Kemudian Cassano pergi beberapa minggu sebelum kontraknya berakhir ke Real Madrid dengan harga 5 juta euro. Artinya, pada waktu itu Roma kehilangan pemain kunci sekaligus potensi penjualan besar yang sedang dibutuhkan saat itu. Kepindahannya itu membuat Cassano dipertemukan kembali dengan Capello. Kehidupan pemain kedua Italia di Madrid setelah Panucci itu pun berubah layaknya selebritis.

Ia lebih banyak melakukan kekonyolan ketimbang mencetak gol. Salah satunya ketika tertangkap kamera sedang menirukan Capello sebelum pertandingan. Hubungan dengan Capello dan klub pun menegang karena ia cuma mencetak dua gol dari 19 pertandingan Madrid. Bahkan sebelum bertunangan dengan Carolina Marcialis pada 2008, Cassano sempat mengaku pernah meniduri lebih dari 600 wanita.

Petualangan Cassano di Madrid berakhir setelah dipinjam dengan opsi permanen ke Sampdoria pada 2007 silam. Di negara kelahirannya, ia berhasil bangkit setelah menjaringkan 35 gol selama empat musim berseragam Sampdoria. Hal itulah yang membuat AC Milan tidak berpikir ulang untuk merekrutnya pada 2011 lalu dengan harga 1,7 juta euro.

Tapi masalah kesehatan sempat menjadi kendala Cassano bersama Milan. Ia sempat menderita stroke ringan dan harus menjalani operasi untuk memperbaiki detak jantungya. Cassano pun dituntut mengubah pola hidupnya, namun ia tampak tidak pernah memperhatikan peringatan tersebut. Cassano pun dilego ke Internazionale Milan dengan harga 4 juta euro.

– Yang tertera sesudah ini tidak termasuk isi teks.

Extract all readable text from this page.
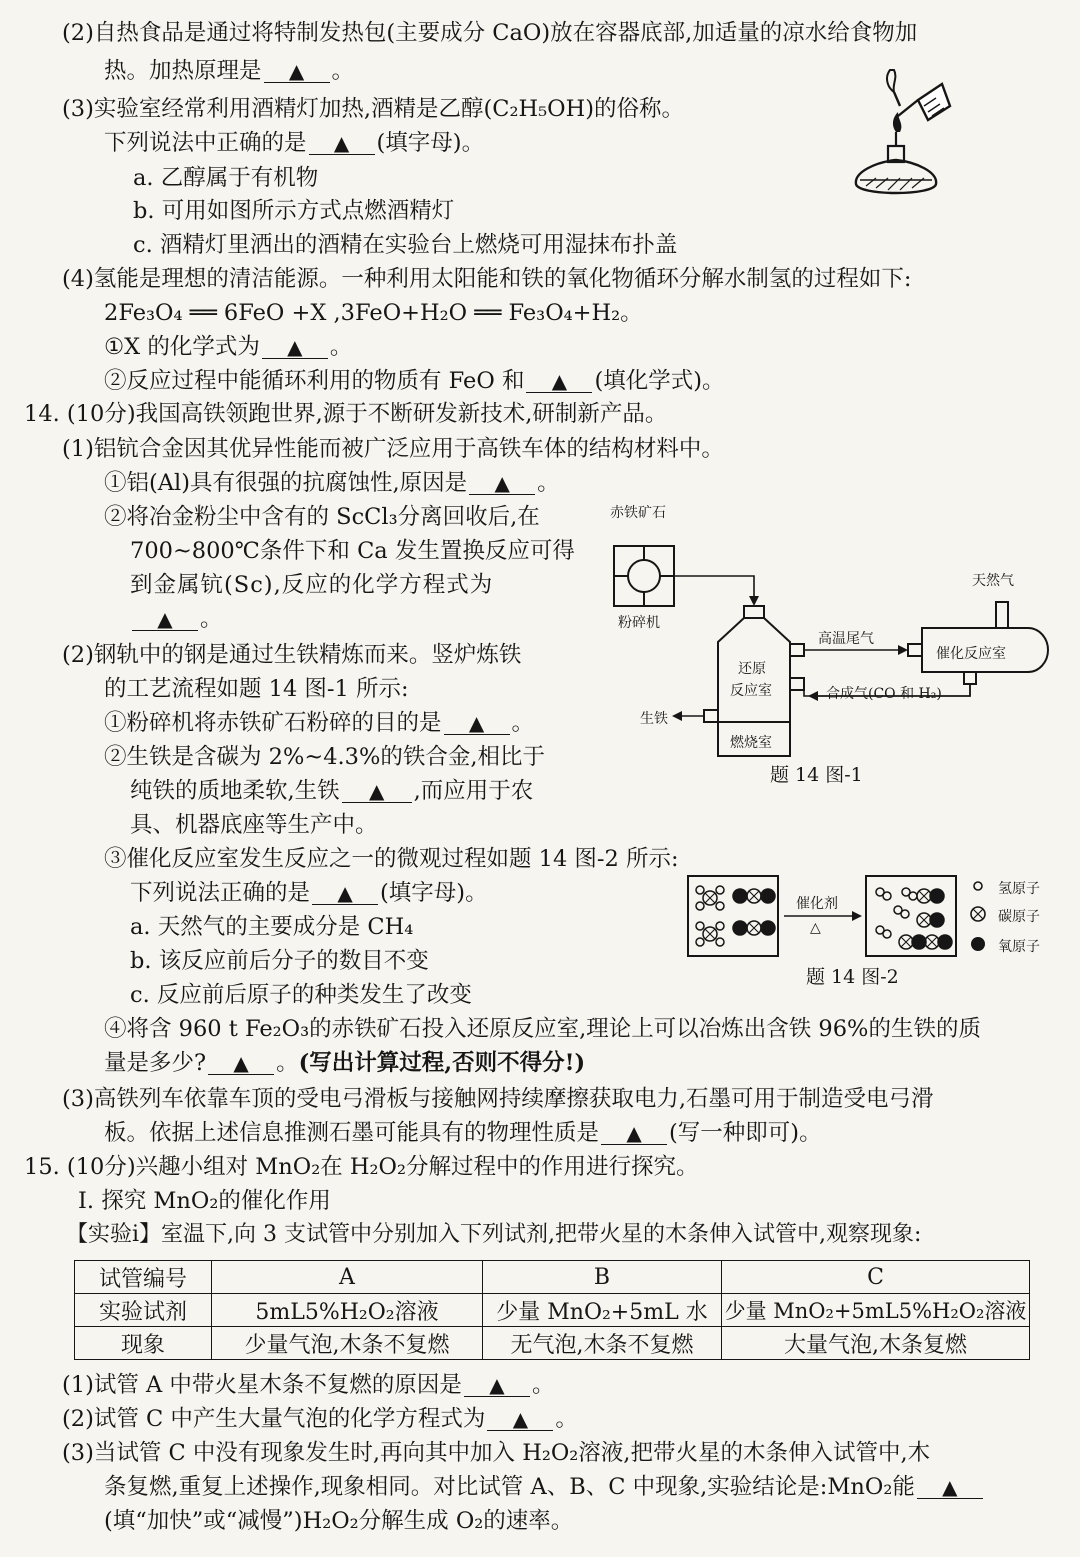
(2)自热食品是通过将特制发热包(主要成分 CaO)放在容器底部,加适量的凉水给食物加
热。加热原理是 ▲ 。
(3)实验室经常利用酒精灯加热,酒精是乙醇(C₂H₅OH)的俗称。
下列说法中正确的是 ▲ (填字母)。
a. 乙醇属于有机物
b. 可用如图所示方式点燃酒精灯
c. 酒精灯里洒出的酒精在实验台上燃烧可用湿抹布扑盖
(4)氢能是理想的清洁能源。一种利用太阳能和铁的氧化物循环分解水制氢的过程如下:
2Fe₃O₄ ══ 6FeO +X ,3FeO+H₂O ══ Fe₃O₄+H₂。
①X 的化学式为 ▲ 。
②反应过程中能循环利用的物质有 FeO 和 ▲ (填化学式)。
14. (10分)我国高铁领跑世界,源于不断研发新技术,研制新产品。
(1)铝钪合金因其优异性能而被广泛应用于高铁车体的结构材料中。
①铝(Al)具有很强的抗腐蚀性,原因是 ▲ 。
②将冶金粉尘中含有的 ScCl₃分离回收后,在
700~800℃条件下和 Ca 发生置换反应可得
到金属钪(Sc),反应的化学方程式为
▲ 。
(2)钢轨中的钢是通过生铁精炼而来。竖炉炼铁
的工艺流程如题 14 图-1 所示:
①粉碎机将赤铁矿石粉碎的目的是 ▲ 。
②生铁是含碳为 2%~4.3%的铁合金,相比于
纯铁的质地柔软,生铁 ▲ ,而应用于农
具、机器底座等生产中。
③催化反应室发生反应之一的微观过程如题 14 图-2 所示:
下列说法正确的是 ▲ (填字母)。
a. 天然气的主要成分是 CH₄
b. 该反应前后分子的数目不变
c. 反应前后原子的种类发生了改变
④将含 960 t Fe₂O₃的赤铁矿石投入还原反应室,理论上可以冶炼出含铁 96%的生铁的质
量是多少? ▲ 。(写出计算过程,否则不得分!)
(3)高铁列车依靠车顶的受电弓滑板与接触网持续摩擦获取电力,石墨可用于制造受电弓滑
板。依据上述信息推测石墨可能具有的物理性质是 ▲ (写一种即可)。
赤铁矿石
粉碎机
天然气
高温尾气
催化反应室
还原
反应室	合成气(CO 和 H₂)
生铁
燃烧室
题 14 图-1
催化剂
△
氢原子
碳原子
氧原子
题 14 图-2
15. (10分)兴趣小组对 MnO₂在 H₂O₂分解过程中的作用进行探究。
Ⅰ. 探究 MnO₂的催化作用
【实验ⅰ】室温下,向 3 支试管中分别加入下列试剂,把带火星的木条伸入试管中,观察现象:
试管编号	A	B	C
实验试剂	5mL5%H₂O₂溶液	少量 MnO₂+5mL 水	少量 MnO₂+5mL5%H₂O₂溶液
现象	少量气泡,木条不复燃	无气泡,木条不复燃	大量气泡,木条复燃
(1)试管 A 中带火星木条不复燃的原因是 ▲ 。
(2)试管 C 中产生大量气泡的化学方程式为 ▲ 。
(3)当试管 C 中没有现象发生时,再向其中加入 H₂O₂溶液,把带火星的木条伸入试管中,木
条复燃,重复上述操作,现象相同。对比试管 A、B、C 中现象,实验结论是:MnO₂能 ▲
(填“加快”或“减慢”)H₂O₂分解生成 O₂的速率。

Di Inter, Cassano lebih sering berdebat dengan Andrea Stramaccioni yang merupakan pelatihnya saat itu. Bahkan mereka beberapa kali hampir terjadi pertarungan fisik. Sampai pada akhirnya ia dipinjamkan ke Parma pada bursa transfer musim panas 2013. Di Parma-lah kehidupannya mulai lebih baik. Perlahan Cassano mulai mengurangi konsumsi roti yang selalu dimakan berlebihan. Ia juga selalu terlihat berusaha meningkatkan kebugaran dan fisiknya sampai berat badannya turun 10 kilogram. Hasilnya, Cassano masih dipanggil ke dalam skuat Italia untuk Piala Dunia 2014.

Kebangkrutan Parma akhirnya membuat Cassano kembali ke Sampdoria pada 2015 lalu. Sampai pada akhirnya Hellas Verona menampungnya setelah dibiarkan menganggur oleh Sampdoria pada awal Juli 2017. Tapi baru delapan hari bergabung, Cassano mengumumkan pensiun dari sepakbola dalam usia 35 tahun. Keluarga dan kerinduannya kepada kampung halaman adalah alasannya.

Di sinilah Cassano kembali mengundang kehebohan. Ketika jumpa pers mengenai keputusan pensiun dilakukan, ia justru mengurungkan niatannya untuk pensiun. "Pilihan saya adalah terus bermain. Pada pagi hari saya sempat merasa lemah. Saya terlalu emosional," tuturnya seperti dikutip dari Football-Italia.

Cassano malah menganggap bahwa musim depan adalah tantangan baru baginya. Rupanya, salah satu yang membuatnya menunda pensiun adalah presiden dan pelatihnya yang membawa keluarga Cassano untuk tinggal di Verona.

"Manajemen membuat mukjizat dengan membawa keluarga saya ke ritiro, saya ingin kembali ke lapangan. Istriku sangat senang. Mereka tidak sabar untuk melihatku bermain. Kami semua senang, ini adalah hal yang indah yang akan memberikan saya kekuatan lebih besar lagi," sambungnya.

Keinginannya untuk pensiun memang sempat membuat gempar. Tapi mungkin itulah cara Si Bengal untuk menunjukkan eksistensinya di sepakbola. Secara tidak langsung ia memberi tahu pada dunia bahwa seorang Cassano masih berkarier di Serie A Italia. Dari sini mungkin akan mulai banyak yang menantikan sepak terjang Cassano bersama Hellas Verona yang berstatus sebagai kesebelasan promosi.